Single genes that tweak many different body traits are called pleiotropic, and pleiotropic genes can wield their power in different ways. Some build proteins in tissues or cells that just happen to appear all over the body, like connective tissues. Others, like the distichiasis gene, foxc2, exert control not so much by building things but by controlling what other genes build and when they build them. Scientists call genes with this power transcription factors.

Remember that transcription involves turning DNA into RNA. Human beings have something like 23,000 DNA genes, but not all of them are firing at once. Genes turn on and off in individual cells at different times, and the varying on/off patterns make skin cells and liver cells and brain cells unique. Transcription factors are what turn genes on in many cases, by clamping onto DNA and signaling cells to start manufacturing something. And foxc2’s protein just happens to turn on many other genes in many different tissues—it’s a genetic manager. When genetic managers screw up, though, multiple body parts suffer.

Perhaps the most important transcription factors are hox genes, which steer bodily development from our earliest hours. Insects, fish, mammals, reptiles, and all other animals share these genes, and the ubiquity of hox in the animal kingdom explains why most animals have the same basic body plan: a cylindrical trunk with a mouth at one end, an anus at the other, and various appendages sprouting in between.
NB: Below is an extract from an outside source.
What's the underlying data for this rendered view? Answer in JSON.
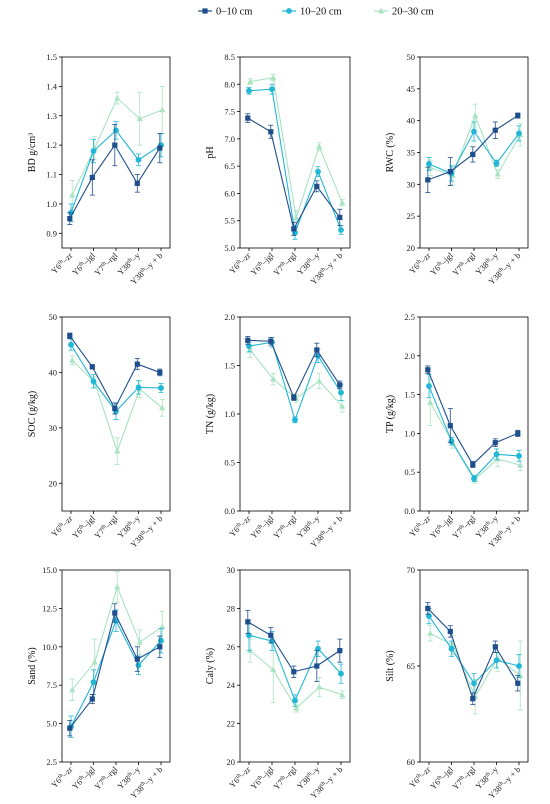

Humans have four stretches of around 10 hox genes each, including a stretch on chromosome 12. And quite unusually for genes, the hox have a pretty strict division of labor. The first few hox within a given stretch generally design things near the top of the head. The next hox design things a bit lower down. The next hox work a little lower down, and so on, down to our nether regions. Why nature requires this tidy top-to-bottom mapping with the hox isn’t known, but all animals exhibit this trait.

Scientists refer to DNA that appears in the same basic form in many, many species as highly “conserved” because creatures remain very conservative about changing it. (Some hox and hox-like genes are so conserved that scientists can rip them out of chickens, mice, and flies and swap them between species, and the genes more or less function the same.) As you might suspect, highly conserved DNA like hox is vitally important, and it’s easy to see why creatures don’t mess with hox and other body-patterning genes very often. Delete some of this DNA and animals can develop multiple jaws. Mutate other DNA and wings disappear, or extra sets of eyes appear in awful places—bulging out on the legs or staring from the ends of antennae. Still other mutations cause genitals or legs to sprout on the head, or cause jaws or antennae to grow in the crotch area. And these are the lucky mutants—most creatures that gamble with these genes don’t live to speak of it.

Still, creatures can get around the strictures of highly conserved DNA in other ways. As mentioned in the palindrome entry, cells sometimes randomly double stretches of DNA. Doubling the hox stretch would give animals backup copies, and the backup copies could then mutate without such dire consequences. In fact, changes to highly conserved DNA might explain some of the large-scale, macroevolutionary changes scientists see in the fossil record—the relatively sudden emergence of creatures with antennae or extra legs or other ingenious variations on the basic body plan. Again, few creatures win such gambles, but those that do thrive. And as we’ll see tomorrow, fussing with one bit of conserved DNA may well have spared us humans a lot of heartache (and brainache) in our past.